Assessing Families: Practical and Legal Considerations in the Family Court.

Don Thomson, Jenni Neoh, Phil Watts

There is no area of forensic assessment more complex than that of assessing a dysfunctional family for the family court. Whether the issues are about best arrangements for the children's future, or the safety of the children, a thorough assessment greatly assists the court. This workshop is designed to provide you with a working understanding of such assessments and develop the practical skills.

This workshop has the unique combination of two leading clinical practitioners and an eminent academic combining their approach to share knowledge and skills about the practical and legal implications of conducting family court assessments.

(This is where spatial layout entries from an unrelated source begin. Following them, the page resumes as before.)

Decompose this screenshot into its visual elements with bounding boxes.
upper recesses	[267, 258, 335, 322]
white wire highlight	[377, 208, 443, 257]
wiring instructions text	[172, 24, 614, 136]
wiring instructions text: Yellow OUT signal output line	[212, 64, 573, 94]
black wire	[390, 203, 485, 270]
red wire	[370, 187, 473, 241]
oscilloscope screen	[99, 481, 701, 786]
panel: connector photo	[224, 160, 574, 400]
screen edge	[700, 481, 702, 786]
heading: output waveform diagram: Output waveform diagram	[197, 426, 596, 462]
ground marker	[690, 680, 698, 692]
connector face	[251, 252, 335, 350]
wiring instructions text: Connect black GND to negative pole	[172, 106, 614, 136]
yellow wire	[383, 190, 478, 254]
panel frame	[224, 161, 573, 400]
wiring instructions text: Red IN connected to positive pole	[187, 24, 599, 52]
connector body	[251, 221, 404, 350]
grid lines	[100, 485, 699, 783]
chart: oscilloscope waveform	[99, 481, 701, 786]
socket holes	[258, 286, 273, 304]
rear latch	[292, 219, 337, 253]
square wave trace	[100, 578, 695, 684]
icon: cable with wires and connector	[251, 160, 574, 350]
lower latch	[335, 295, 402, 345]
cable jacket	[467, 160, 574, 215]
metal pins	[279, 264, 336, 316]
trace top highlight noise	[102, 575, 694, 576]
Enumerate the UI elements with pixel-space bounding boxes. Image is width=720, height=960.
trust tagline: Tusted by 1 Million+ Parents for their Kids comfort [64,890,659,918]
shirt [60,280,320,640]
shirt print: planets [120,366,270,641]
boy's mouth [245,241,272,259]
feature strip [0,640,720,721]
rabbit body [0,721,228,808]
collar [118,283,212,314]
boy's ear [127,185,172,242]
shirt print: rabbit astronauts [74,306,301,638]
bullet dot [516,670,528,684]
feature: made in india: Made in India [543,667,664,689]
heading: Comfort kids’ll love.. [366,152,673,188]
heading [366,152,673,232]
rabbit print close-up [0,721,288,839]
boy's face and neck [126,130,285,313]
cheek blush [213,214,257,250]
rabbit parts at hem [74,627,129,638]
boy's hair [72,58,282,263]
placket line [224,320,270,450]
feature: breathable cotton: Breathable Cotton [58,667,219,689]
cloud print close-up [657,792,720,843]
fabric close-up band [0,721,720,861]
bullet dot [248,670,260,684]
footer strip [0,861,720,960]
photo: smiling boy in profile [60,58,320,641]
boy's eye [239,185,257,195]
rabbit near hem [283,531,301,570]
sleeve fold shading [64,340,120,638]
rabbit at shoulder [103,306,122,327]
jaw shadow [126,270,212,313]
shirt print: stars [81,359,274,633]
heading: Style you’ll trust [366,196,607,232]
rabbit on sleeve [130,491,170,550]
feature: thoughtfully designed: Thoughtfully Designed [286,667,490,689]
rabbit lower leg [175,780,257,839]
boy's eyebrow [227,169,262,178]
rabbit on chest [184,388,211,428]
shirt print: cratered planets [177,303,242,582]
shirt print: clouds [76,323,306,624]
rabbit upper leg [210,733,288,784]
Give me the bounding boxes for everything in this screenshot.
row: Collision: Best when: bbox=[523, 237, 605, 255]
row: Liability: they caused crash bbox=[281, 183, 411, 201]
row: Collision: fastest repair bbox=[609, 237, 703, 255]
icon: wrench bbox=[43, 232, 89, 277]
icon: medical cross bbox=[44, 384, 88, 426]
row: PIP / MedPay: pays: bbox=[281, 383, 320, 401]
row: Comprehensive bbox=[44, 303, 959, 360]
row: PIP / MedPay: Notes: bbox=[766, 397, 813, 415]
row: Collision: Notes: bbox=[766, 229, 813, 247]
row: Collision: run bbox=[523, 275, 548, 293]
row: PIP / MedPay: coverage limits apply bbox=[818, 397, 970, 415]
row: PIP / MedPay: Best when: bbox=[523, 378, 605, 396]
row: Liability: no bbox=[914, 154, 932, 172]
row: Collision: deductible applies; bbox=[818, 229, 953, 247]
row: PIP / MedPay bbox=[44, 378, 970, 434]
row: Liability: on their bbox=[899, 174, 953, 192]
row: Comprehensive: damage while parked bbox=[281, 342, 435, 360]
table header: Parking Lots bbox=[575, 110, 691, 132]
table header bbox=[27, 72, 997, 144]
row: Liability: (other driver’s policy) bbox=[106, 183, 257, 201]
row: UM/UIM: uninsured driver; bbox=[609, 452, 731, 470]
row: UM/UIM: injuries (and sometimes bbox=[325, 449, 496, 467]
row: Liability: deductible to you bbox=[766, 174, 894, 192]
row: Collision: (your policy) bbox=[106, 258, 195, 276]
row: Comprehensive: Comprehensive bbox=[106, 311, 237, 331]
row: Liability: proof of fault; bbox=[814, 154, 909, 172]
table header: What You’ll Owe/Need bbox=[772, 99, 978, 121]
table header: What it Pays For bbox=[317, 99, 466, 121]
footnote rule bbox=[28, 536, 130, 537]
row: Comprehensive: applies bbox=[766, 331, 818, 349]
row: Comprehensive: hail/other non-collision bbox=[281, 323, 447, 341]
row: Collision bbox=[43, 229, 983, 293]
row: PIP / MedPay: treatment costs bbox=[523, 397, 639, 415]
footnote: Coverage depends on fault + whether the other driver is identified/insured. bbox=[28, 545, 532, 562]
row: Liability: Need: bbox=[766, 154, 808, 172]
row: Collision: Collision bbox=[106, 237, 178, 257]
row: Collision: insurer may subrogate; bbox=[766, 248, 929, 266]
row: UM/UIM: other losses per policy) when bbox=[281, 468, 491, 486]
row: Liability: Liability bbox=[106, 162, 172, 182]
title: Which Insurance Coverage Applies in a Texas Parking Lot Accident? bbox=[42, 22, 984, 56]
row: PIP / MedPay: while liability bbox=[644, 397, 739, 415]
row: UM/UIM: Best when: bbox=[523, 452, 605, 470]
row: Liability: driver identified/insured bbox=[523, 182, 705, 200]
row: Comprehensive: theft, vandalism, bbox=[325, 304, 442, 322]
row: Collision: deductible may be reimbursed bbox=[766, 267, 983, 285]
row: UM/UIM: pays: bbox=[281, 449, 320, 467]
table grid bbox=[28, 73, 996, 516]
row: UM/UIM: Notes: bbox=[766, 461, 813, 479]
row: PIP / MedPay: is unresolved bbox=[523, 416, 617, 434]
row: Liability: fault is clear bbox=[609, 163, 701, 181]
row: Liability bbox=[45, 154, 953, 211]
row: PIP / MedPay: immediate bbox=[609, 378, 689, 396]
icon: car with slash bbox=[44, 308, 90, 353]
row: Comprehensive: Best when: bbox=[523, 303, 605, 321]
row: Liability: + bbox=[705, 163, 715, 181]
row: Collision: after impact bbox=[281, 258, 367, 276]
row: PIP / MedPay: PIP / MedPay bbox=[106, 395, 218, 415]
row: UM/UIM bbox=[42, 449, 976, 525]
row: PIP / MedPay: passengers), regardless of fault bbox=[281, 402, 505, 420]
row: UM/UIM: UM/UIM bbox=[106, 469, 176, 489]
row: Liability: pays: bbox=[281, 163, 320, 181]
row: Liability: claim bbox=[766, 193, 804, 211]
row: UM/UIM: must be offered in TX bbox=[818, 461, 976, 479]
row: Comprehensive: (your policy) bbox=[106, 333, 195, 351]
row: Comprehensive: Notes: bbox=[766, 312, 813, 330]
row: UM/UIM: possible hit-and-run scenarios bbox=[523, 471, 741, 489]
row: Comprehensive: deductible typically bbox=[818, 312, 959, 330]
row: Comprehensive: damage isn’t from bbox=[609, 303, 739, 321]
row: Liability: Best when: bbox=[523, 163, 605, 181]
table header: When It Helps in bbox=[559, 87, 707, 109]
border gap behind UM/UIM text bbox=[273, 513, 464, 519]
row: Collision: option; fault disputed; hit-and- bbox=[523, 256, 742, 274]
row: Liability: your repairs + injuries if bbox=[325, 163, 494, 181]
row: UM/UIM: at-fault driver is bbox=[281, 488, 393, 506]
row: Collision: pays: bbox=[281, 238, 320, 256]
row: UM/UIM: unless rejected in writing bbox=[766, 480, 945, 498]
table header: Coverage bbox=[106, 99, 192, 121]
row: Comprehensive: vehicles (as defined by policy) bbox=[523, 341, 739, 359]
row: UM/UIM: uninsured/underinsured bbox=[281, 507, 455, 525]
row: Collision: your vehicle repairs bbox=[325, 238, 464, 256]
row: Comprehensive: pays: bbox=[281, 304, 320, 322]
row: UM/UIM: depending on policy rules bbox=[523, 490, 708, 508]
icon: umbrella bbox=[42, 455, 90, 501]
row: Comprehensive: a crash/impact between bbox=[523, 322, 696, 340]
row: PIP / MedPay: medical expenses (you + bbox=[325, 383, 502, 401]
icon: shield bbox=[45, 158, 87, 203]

This workshop assumes good general clinical skills and some understanding of families as a system. It is designed to assist both those workers who are full-time in the area and those who want to understand more clearly the issues relevant to families involved in the court process, whether or not they intend to prepare court reports.

  • Dr Jennifer Neoh
    Dr Jennifer Neoh is a clinical psychologist whose private practice is focused entirely on a family law population. She works as a single expert and has completed over 500 psychological reports for the Family Court and Federal Magistrates Court. Other areas of practice are family therapy where the complexity of the issues ranges from allegation of sexual abuse, and alienation of one of the parents. Her focus is on reportable non-confidential therapy which allows her to work closely with the Court to provide better outcomes for families.

    Dr Neoh has a number of publications based on her research into children's perspectives of shared parenting and allegations of sexual abuse. Other areas of interest are the educating of the community of the special competencies needed for working with families in family law and promoting the professional needs and supports for psychologists who work in family law.

  • Dr Phil Watts
    Dr Phil Watts, is a well known West Australian Clinical and Forensic Psychologist and is the author of "a Reliable Witness" (2004) and "Shared Care or Divide Lives" (in press). He is the past chairman of the WA Branch of the APS Forensic College. With over 20 years experience as a psychologist, the last 14 in private practice, he has a broad range of forensic and clinical experience. He runs a busy practice involving forensic assessment of families and individuals, and clinical treatment of adults. A significant aspect of his practice includes running training courses for various professions including psychologists, social workers, and lawyers. Due to popular demand, this is his fifth national training circuit providing practical skills training to psychologists and social workers.

    With nearly 800 appointments as "Single Expert" in the Family Court and 750 reports for other courts, he is highly experienced within the legal arena. He has given evidence in numerous trials in the Children's, Family, District and Supreme Courts. He has also appeared before the Criminal Injuries Compensation board and the Immigration Appeals Tribunal. An interesting peculiarity is that he actually enjoys giving evidence in court!